UK’s Libya war costs set records
Laaska News Sept. 26,2011
Great Britain’s involvement in the Libyan settlement has cost a total of £1.75 billion ($2.63 billion), which is seven times higher than the initially supposed sum, The Guardian writes referring to research carried out by military analysts.
A British MOD handout image showing a Royal Air Force (RAF) Tornado Take-Off from RAF Marham, United Kingdom. Photo: EPA
Studies reveal that the British government made a mistake in calculating costs of the Libyan campaign. In spring, for instance, Chancellor of the Exchequer George Osborne said his country’s involvement would run into no more than “tens of millions”, which is not even close to the £1.75 billion mentioned by The Guardian.
It should be stressed here at the same time that this figure cannot be deemed as final, given that British troops keep delivering air strikes on Gaddafi-loyal forces, seeking to deplete the UK Defense Ministry’s supplies of expensive precision weapons. The Royal Air Force has accomplished some 1,600 tasks over the last half a year in Libya, which is a fifth of all NATO missions in that country.
It is totally obvious that the situation in Libya is very far from being completely settled, with the NATO leaders’ optimistic tone no longer able to deceive anyone. The fact that the Alliance has twice extended the term of the operation provides clear proof of its failure to reach the ultimate goal of doing away with the Gaddafi rule. According to a number of analysts, NATO preparations for a long stay in Libya resemble its behavior in Afghanistan where the International Security Assistance Force (ISAF) has been fruitlessly attempting to break down resistance of the Taliban for a decade already.

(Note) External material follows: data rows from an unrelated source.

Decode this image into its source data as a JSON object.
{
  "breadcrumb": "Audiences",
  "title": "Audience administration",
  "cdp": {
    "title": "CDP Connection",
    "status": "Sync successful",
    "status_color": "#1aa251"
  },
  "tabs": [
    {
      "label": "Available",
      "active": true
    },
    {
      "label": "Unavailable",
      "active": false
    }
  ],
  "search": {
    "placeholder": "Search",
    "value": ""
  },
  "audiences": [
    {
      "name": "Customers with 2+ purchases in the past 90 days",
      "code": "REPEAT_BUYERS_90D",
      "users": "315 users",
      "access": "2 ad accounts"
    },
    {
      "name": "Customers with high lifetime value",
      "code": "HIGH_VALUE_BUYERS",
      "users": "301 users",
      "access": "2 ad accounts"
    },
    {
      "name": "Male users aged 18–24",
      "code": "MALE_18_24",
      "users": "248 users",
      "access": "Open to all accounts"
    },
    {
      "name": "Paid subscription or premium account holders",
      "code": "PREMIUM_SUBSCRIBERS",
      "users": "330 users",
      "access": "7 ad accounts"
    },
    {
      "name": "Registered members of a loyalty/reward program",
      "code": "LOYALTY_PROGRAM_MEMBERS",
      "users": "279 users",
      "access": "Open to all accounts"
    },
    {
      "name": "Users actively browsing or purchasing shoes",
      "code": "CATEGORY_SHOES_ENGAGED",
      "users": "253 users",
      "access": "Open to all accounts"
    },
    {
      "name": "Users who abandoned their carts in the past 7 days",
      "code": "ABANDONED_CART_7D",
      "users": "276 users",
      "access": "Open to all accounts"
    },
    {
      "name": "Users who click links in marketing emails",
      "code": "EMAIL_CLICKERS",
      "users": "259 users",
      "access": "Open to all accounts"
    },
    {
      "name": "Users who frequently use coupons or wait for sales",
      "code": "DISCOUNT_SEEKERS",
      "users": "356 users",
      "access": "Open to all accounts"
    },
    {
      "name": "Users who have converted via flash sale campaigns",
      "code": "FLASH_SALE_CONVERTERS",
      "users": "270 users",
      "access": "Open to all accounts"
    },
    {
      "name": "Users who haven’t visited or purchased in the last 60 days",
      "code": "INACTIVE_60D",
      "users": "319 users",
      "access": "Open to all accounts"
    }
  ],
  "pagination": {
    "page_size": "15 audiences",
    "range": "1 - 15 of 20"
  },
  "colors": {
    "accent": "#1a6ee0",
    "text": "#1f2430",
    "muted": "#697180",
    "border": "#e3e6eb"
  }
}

Sorrowful experience of Afghanistan and Iraq shows that a protracted war cannot but destabilize the region’s situation as a whole. In the case with Libya, this refers to the entire North Africa which itself appears as a tinderbox with a burning fuse. Unfortunately, forecasts of those oriental experts who predicted such a pace of developments begin to work well.
But let’s get back to Britain that alongside France is one of the most active participants in the NATO-led operation. The recent days have seen new details being revealed as regards the London-Tripoli relations. According to The Daily Telegraph, official envoy of the quartet of Middle East mediators Tony Blair has had six meetings with Muammar Gaddafi over the three years following his resignation as PM in 2007. Five of the six trips were made before former Libyan intelligence officer Abdelbaset Mohmed Ali al-Megrahi, who faced a life term for the 1988 Lockerbie bombing, was released from a Scottish prison and deported to his homeland.
Tony Blair himself denies any connection between his visits to Libya and the al-Megrahi case. However, many experts, including those in Britain and the US, believe that the Lockerbie bomber’s release served as a condition for signing the deal between British Petroleum and Libya’s National Oil Corporation on hydrocarbon exploration and production in the Gulf of Sidra. Furthermore, the present-day proactive attitude testifies to Britain’s unwillingness to waive its quest for that country’s natural riches. Perhaps, this is how London is going to make up for the huge losses it is now suffering in terms of the Libyan campaign.